11. Egois

66 34 0
                                    

Pintu kayu berwarna coklat itu seakan sedang mengejekku. Pintu basecamp vasilissa yang tertutup rapat, entah sejak kapan, menjadi pemandangan terakhir yang ingin kulihat.

Mereka benar-benar tidak mau menerimaku lagi.

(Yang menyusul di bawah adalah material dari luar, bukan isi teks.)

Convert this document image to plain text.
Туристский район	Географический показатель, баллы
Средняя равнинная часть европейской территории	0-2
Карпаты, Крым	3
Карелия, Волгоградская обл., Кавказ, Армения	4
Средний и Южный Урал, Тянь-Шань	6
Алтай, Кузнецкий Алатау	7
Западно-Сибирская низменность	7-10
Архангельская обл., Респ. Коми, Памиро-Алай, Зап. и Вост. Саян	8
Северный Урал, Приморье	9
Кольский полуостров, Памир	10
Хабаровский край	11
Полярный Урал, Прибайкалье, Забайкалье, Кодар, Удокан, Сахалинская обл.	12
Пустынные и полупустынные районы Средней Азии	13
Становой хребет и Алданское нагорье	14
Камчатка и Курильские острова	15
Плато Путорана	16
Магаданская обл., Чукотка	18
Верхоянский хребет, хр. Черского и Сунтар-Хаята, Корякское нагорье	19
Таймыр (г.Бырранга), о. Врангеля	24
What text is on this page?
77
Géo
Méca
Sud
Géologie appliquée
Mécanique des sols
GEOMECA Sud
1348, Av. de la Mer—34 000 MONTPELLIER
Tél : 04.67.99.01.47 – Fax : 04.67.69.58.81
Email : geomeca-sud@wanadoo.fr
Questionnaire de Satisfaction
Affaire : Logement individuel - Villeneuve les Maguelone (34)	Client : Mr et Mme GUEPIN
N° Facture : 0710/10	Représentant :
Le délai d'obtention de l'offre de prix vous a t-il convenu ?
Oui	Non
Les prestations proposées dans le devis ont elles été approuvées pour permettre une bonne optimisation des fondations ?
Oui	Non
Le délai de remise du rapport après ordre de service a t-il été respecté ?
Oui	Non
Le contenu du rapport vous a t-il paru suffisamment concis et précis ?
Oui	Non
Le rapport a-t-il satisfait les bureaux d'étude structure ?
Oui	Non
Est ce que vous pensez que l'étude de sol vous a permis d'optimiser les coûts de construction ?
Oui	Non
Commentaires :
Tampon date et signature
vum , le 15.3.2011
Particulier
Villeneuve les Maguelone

Derap langkah kaki mulai terdengar. Pelan, tetapi pasti. Tanpa perlu berpikir lebih panjang pun aku tahu siapa yang bergerak menghampiriku.

"Sena," panggil Azza.

Anggota WATOFA. Mereka jelas melihat pertikaian tadi. Apalagi volume suaraku dan Kanaya tidak bisa dibilang kecil.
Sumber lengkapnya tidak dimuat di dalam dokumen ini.